The heart of the problem was that Portal was in possession of vitally important information that he was not allowed to give to Harris. This meant that Harris, not knowing all the facts, relied on the information that he did have. Portal gave orders based on what he knew, Harris argued against them using perfectly logical arguments based on what he knew.
For most of 1944 the Allies had been able to intercept and decode the majority of the military and government radio messages sent by German army units in the field. This showed that the German war effort was being severely hampered by a lack of fuel. British government intelligence experts did some calculations and soon realised that the German armed forces would run out of fuel within 12 months, and even sooner if oil storage and refinery plants could be hit by Bomber Command. The problem was that this was all so highly secretive that even the people decoding the messages were not told what they were doing. There were probably only about 25 people who knew what was going on. If the Germans had realised that their supposedly unbreakable codes had been cracked, they would have changed them at once and the Allies would have been deprived of enormously valuable information.
Portal knew about the codebreaking – codenamed Ultra – and therefore knew that the targetting of oil was both vital and necessary. Harris did not know about the source of this information and was baffled by Portal’s insistence. Harris remembered earlier directives telling him that if only ball-bearings or molybdenum or rubber could be denied to the Germans then the enemy war production would grind to a halt. Time and again, Harris had sent bomber crews on extremely dangerous missions to hit these supposedly invaluable targets. Many crews had been killed, but although the targets had been hit the Germans did not seem to suffer the severe blow Harris had been promised.
Now Harris was being asked to do it again. He did not want to risk his men unnecessarily. He knew that the area bombing of industrial centres was having an effect, as were attacks on transport links. Harris preferred to keep his men bombing targets of known worth rather than shift them to dangerous targets of doubtful importance.

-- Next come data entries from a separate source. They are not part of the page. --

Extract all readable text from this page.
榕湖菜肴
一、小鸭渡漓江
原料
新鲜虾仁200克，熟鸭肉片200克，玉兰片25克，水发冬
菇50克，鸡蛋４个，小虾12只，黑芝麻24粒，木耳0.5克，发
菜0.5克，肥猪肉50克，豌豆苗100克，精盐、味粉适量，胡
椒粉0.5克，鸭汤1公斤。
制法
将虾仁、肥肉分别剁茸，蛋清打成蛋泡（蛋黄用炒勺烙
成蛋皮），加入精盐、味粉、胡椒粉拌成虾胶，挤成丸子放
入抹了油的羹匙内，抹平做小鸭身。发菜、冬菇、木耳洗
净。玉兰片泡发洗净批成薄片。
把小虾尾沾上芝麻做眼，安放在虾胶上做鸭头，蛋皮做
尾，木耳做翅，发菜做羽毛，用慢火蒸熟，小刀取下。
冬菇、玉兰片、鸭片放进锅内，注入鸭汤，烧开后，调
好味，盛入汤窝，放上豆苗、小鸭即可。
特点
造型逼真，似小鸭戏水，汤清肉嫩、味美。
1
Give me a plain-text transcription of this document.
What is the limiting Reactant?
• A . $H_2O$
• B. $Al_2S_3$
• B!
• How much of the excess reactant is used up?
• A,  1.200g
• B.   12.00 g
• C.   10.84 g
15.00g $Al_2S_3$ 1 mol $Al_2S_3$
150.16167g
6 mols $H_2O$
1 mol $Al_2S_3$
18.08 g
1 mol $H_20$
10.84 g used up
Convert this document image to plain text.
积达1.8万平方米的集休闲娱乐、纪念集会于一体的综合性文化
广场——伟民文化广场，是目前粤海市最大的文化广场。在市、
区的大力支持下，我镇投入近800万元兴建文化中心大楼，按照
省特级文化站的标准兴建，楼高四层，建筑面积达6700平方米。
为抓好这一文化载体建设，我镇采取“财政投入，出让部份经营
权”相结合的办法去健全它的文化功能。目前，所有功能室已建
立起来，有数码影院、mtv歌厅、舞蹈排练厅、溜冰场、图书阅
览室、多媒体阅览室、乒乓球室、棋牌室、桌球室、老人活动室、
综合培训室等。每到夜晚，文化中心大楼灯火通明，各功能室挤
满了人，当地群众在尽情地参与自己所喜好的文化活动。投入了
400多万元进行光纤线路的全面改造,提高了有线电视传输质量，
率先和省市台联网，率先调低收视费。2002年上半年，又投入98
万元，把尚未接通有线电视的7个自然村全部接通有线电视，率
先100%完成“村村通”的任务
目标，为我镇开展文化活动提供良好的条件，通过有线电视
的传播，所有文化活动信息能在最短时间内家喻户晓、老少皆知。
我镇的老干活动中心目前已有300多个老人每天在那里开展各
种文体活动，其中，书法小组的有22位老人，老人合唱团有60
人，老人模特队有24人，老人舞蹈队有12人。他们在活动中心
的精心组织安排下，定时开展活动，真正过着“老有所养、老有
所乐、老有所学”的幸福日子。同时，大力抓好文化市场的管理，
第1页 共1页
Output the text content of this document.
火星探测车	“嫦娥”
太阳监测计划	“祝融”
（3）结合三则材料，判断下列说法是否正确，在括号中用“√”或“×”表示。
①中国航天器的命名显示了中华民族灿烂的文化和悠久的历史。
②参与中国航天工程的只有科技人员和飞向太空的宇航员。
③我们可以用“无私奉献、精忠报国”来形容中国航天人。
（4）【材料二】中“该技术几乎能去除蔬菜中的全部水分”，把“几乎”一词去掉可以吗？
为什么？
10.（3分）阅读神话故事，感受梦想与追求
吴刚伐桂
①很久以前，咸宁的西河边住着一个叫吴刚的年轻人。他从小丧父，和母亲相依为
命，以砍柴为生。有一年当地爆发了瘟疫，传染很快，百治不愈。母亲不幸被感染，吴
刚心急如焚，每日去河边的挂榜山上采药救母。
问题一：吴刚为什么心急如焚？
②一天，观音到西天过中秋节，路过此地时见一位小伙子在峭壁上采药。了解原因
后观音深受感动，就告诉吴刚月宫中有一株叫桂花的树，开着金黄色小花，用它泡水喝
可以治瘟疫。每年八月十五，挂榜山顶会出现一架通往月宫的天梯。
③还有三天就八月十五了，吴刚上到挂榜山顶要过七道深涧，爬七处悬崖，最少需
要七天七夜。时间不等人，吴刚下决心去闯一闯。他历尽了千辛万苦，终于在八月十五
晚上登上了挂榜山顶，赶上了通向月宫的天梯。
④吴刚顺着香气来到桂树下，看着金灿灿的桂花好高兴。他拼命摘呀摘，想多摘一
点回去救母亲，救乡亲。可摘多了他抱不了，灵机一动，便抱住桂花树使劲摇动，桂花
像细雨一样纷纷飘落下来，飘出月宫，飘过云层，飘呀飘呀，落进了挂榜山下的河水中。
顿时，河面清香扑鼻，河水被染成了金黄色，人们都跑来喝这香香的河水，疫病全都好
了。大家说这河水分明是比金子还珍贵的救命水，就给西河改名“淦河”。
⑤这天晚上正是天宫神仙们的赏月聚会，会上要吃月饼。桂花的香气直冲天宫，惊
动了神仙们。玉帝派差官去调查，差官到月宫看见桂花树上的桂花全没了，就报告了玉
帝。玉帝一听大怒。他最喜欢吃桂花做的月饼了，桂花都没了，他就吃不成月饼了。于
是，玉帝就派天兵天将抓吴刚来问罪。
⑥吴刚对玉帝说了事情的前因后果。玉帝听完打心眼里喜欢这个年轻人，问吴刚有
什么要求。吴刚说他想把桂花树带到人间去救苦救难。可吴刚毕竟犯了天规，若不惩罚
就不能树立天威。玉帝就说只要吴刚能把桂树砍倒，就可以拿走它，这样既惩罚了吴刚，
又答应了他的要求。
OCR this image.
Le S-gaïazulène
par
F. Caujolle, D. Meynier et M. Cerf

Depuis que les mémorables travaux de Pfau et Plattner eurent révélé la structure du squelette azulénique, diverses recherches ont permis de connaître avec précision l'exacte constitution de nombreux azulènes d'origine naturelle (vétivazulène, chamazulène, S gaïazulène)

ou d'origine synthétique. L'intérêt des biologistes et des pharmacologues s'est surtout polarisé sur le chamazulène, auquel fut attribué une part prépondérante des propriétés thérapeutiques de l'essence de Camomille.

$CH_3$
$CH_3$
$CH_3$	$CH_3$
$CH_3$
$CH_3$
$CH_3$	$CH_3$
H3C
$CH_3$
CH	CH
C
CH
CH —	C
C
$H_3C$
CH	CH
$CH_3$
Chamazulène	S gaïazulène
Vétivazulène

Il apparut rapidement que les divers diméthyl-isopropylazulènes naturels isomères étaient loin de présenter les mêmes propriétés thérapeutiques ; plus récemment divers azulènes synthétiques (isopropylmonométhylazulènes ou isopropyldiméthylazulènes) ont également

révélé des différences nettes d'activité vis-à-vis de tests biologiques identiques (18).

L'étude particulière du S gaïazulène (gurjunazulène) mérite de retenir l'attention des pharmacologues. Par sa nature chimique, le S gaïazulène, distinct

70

In any case, Harris argued forcibly, the US 8th Air Force was better equipped and trained for precision bombing. Now that long range day fighters could escort the Flying Fortresses all the way over Germany such raids were no longer as costly as before. The RAF Bomber Command was better suited to area bombing, be it of industrial centres or transport links.
So serious did the conflict between the two become that Portal and Harris stopped talking to each other and instead wrote each other formal letters. In the last two months of 1944 they wrote each other 24 letters, totalling 25,000 words on the subject. In the end, Harris offered to resign but Portal refused the offer. The dispute was never really resolved, but for the immediate future it was masked by the dreadful winter weather over Europe which made precision attacks on small oil targets impracticable anyway.